さて、北海道開催。毎年トップジョッキーが揃うことで知られるが、その中で特に誰を追えばいいのか、検証してみた。データは86年以降、北海道での騎乗数の最低ラインを100鞍とした。
北海道シリーズのジョッキーの勝率、連対率、複勝圏率のトップ5はいずれも同じで、
1.武豊 (24.40%、40.60%、54.00%)=(勝率、連対率、複勝圏率)
2.安藤勝己 (18.90%、35.70%、45.70%)
3.岩田康誠 (18.60%、31.60%、43.50%)
4.横山典弘 (16.80%、31.40%、42.70%)
5.藤田伸二 (16.20%、28.80%、39.90%)
分かりやすいというか、普段のリーディング上位のジョッキーがそのまま名を連ねてしまった。これではつまらないので、視点を変えてみる。というわけで、北海道シリーズ以外の率との差が大きいジョッキートップ10を調べてみた。
計算方法は簡単に、(北海道シリーズでの率)−(それ以外での率)。この数字が大きいジョッキーほど「北海道に行くといつも以上に頑張る騎手」といえるだろう。

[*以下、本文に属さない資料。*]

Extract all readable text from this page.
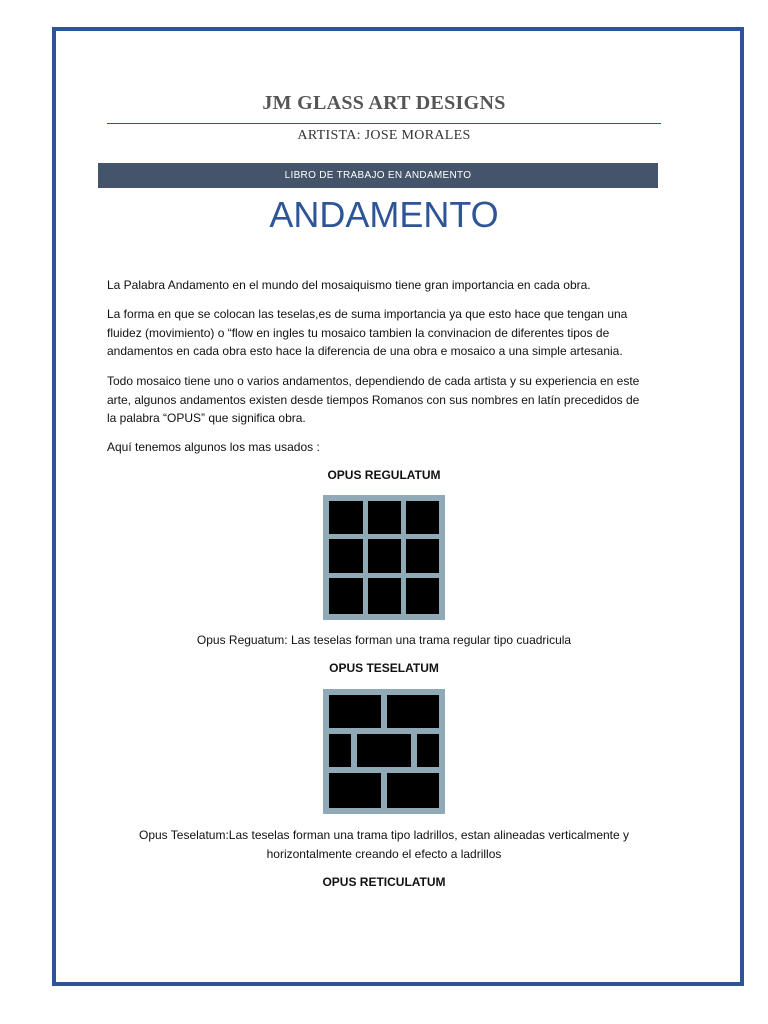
JM GLASS ART DESIGNS
ARTISTA: JOSE MORALES
LIBRO DE TRABAJO EN ANDAMENTO
ANDAMENTO

La Palabra Andamento en el mundo del mosaiquismo tiene gran importancia en cada obra.

La forma en que se colocan las teselas,es de suma importancia ya que esto hace que tengan una fluidez (movimiento) o “flow en ingles tu mosaico tambien la convinacion de diferentes tipos de andamentos en cada obra esto hace la diferencia de una obra e mosaico a una simple artesania.

Todo mosaico tiene uno o varios andamentos, dependiendo de cada artista y su experiencia en este arte, algunos andamentos existen desde tiempos Romanos con sus nombres en latín precedidos de la palabra “OPUS” que significa obra.

Aquí tenemos algunos los mas usados :

OPUS REGULATUM
Opus Reguatum: Las teselas forman una trama regular tipo cuadricula
OPUS TESELATUM
Opus Teselatum:Las teselas forman una trama tipo ladrillos, estan alineadas verticalmente y horizontalmente creando el efecto a ladrillos
OPUS RETICULATUM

すると、
【勝率】
1.熊沢重文 (13.40%、7.30%、6.10%)=(北海道での率、それ以外での率、その差)
2.岩田康誠 (18.60%、13.00%、5.60%)
3.角田晃一 (13.90%、8.80%、5.10%)
4.藤田伸二 (16.20%、11.90%、4.30%)
5.河北通 (10.40%、6.10%、4.30%)
6.武豊 (24.40%、20.90%、3.50%)
7.横山典弘 (16.80%、13.40%、3.40%)
8.大野拓弥 (7.40%、4.40%、3.00%)
9.四位洋文 (14.20%、11.30%、2.90%)
10.安藤勝己 (18.90%、16.10%、2.80%)
【連対率】
1.熊沢重文 (27.90%、15.40%、12.50%)
2.角田晃一 (27.30%、16.80%、10.50%)
3.横山義行 (17.60%、9.90%、7.70%)
4.岩田康誠 (31.60%、24.20%、7.40%)
5.藤田伸二 (28.80%、21.90%、6.90%)
6.河北通 (19.10%、12.40%、6.70%)
7.安藤勝己 (35.70%、29.00%、6.70%)
8.横山典弘 (31.40%、25.00%、6.40%)
9.小島太一 (14.70%、8.90%、5.80%)
10.武豊 (40.60%、35.50%、5.10%)
【複勝圏率】
1.熊沢重文 (35.20%、23.20%、12.00%)
2.角田晃一 (36.90%、25.70%、11.20%)
3.河北通 (29.00%、18.90%、10.10%)
4.横山義行 (25.20%、15.80%、9.40%)
5.小島太一 (20.90%、12.00%、8.90%)
6.藤田伸二 (39.90%、31.10%、8.80%)
7.岩田康誠 (43.50%、35.30%、8.20%)
8.横山典弘 (42.70%、35.60%、7.10%)
9.武豊 (54.00%、47.20%、6.80%)
10.小林徹弥 (23.70%、17.20%、6.50%)
このデータからは、「熊沢騎手は北海道に行ったら絶対に買い」となるのだが、少なくとも開幕週に熊沢騎手の名前はないし、ここ数年の流れから見れば、買う機会もおそらくないだろう。というわけで、早速今週から使えそうなジョッキーの名前を探すと、まず目に付くのが横山典弘騎手。北海道以外でのレースよりも確実に数字が上がっており、北海道以外と比べると3〜7%ほど成績がいい。そうでなくても成績のいいジョッキーだけに、悩んだら迷わず買っておきたい。
他では安藤勝己騎手、四位洋文騎手あたりが目に付く。ただ、安藤勝騎手は複勝圏率ランキングでは圏外(17位)なので、3連単のときは1、2着固定が効率的か。同様に四位騎手は連対率、複勝圏率がランク外(各13、15位)。こちらは1着固定がオススメだ。